Bank transfers need CP (consistency + partition tolerance). You can't show the wrong balance — it's better to be temporarily unavailable than to show incorrect data. Like counts can use AP (availability + partition tolerance). Showing "1,042 likes" when the real number is "1,043" is fine. Users won't notice, and the system stays responsive.

Q: Your service calls a downstream payment API that's been timing out. What reliability patterns would you apply?

Layer multiple patterns: (1) Circuit breaker to stop calling the failing service and fail fast. (2) Retry with exponential backoff + jitter for transient failures. (3) Timeout on each call so you don't hang forever. (4) Graceful degradation — queue the payment for later processing instead of failing the entire user flow. (5) Health checks to detect when the service recovers.

Q: What does "five nines" availability mean, and why is going from 99.9% to 99.99% so much harder?

"Five nines" (99.999%) means only ~5 minutes of downtime per year. Going from 99.9% (~8.7 hours/year) to 99.99% (~52 minutes/year) is 10x harder because you can't rely on humans to fix problems fast enough. You need automated failover, multi-region redundancy, zero-downtime deployments, and extensive chaos testing. Each "nine" requires exponentially more investment in infrastructure and processes.

Interview Questions

Q: How would you design a system to handle a flash sale where traffic spikes 100x for 10 minutes?

Key strategies: (1) Auto-scaling app servers pre-warmed before the sale starts. (2) CDN for all static assets so origin servers aren't hit. (3) Queue-based processing — accept orders into a message queue and process them asynchronously rather than hitting the database directly. (4) Rate limiting per user to prevent abuse. (5) Cache inventory counts in Redis with atomic decrements to avoid overselling. (6) Graceful degradation — disable non-essential features (recommendations, reviews) during the spike. (7) Circuit breakers on downstream services (payment, email) so failures don't cascade.

Q: Explain consistent hashing and why it's preferred over simple modulo-based sharding.

With modulo hashing (hash(key) % N), adding or removing a server changes N, which reassigns almost every key to a different server — massive data movement. Consistent hashing places servers on a virtual ring. Each key maps to the next server clockwise. When you add a server, only the keys between the new server and its predecessor move (~1/N of the total data). This minimizes redistribution. Virtual nodes (multiple positions per server) improve balance. Used by Cassandra, DynamoDB, Memcached, and most CDNs.

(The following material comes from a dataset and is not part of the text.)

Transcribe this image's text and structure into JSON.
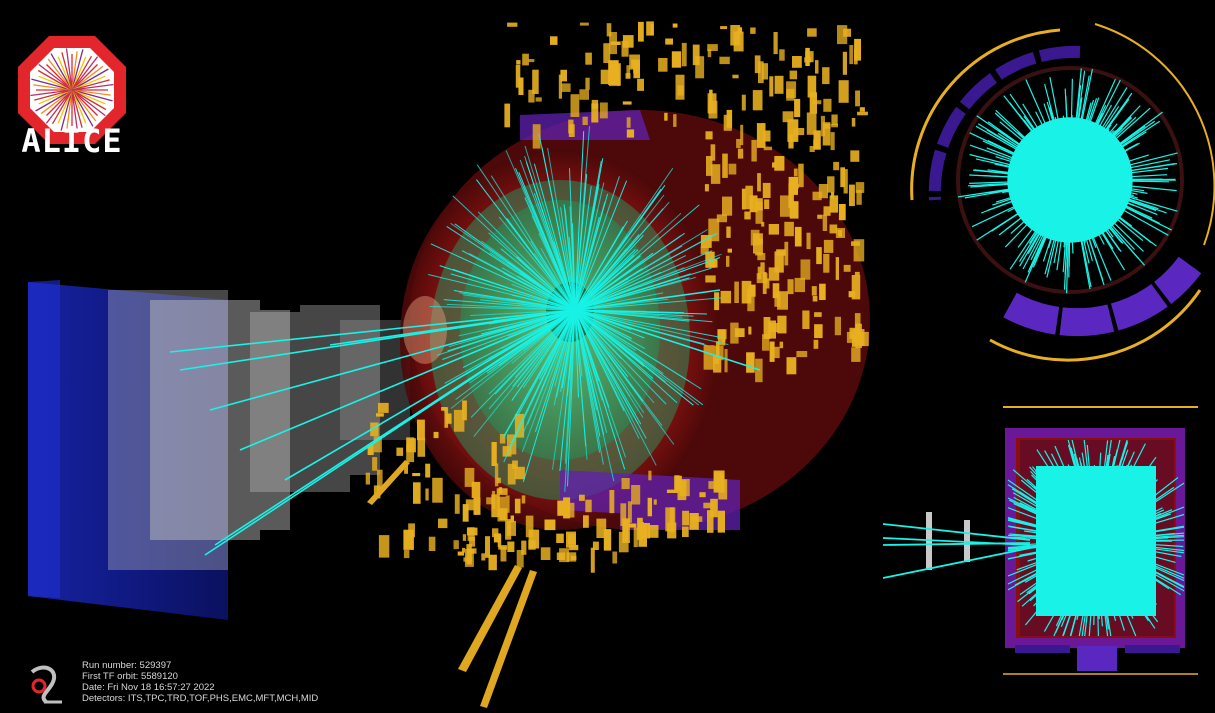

Q: You're designing a global e-commerce platform. How do you handle users in the US and Europe with low latency and compliance with GDPR?

Multi-region architecture: (1) CDN (CloudFront/Cloudflare) serves static assets from edge locations worldwide. (2) Regional deployments — US servers in us-east, EU servers in eu-west, with a global load balancer (Route 53/Cloudflare) routing users to the nearest region based on geo-IP. (3) Data sovereignty — EU user data stays in EU databases (GDPR compliance). Use separate database clusters per region. (4) Cross-region replication for shared catalog data (products, prices) that isn't personal. (5) Eventual consistency is acceptable for the product catalog (AP) but user account/payment data is region-local and strongly consistent (CP).

Q: What is the difference between a load balancer and an API gateway? When would you use both?

A load balancer distributes traffic across multiple instances of the same service (Layer 4/7, health checks, round-robin/least-connections). An API gateway is a single entry point for clients that handles cross-cutting concerns: authentication, rate limiting, request routing to different microservices, response aggregation, protocol translation (REST to gRPC). In practice, you use both: the API gateway sits in front as the public-facing entry point, and each microservice behind it has its own load balancer distributing traffic across its instances. Example: Kong/AWS API Gateway (gateway) + ALB (load balancer per service).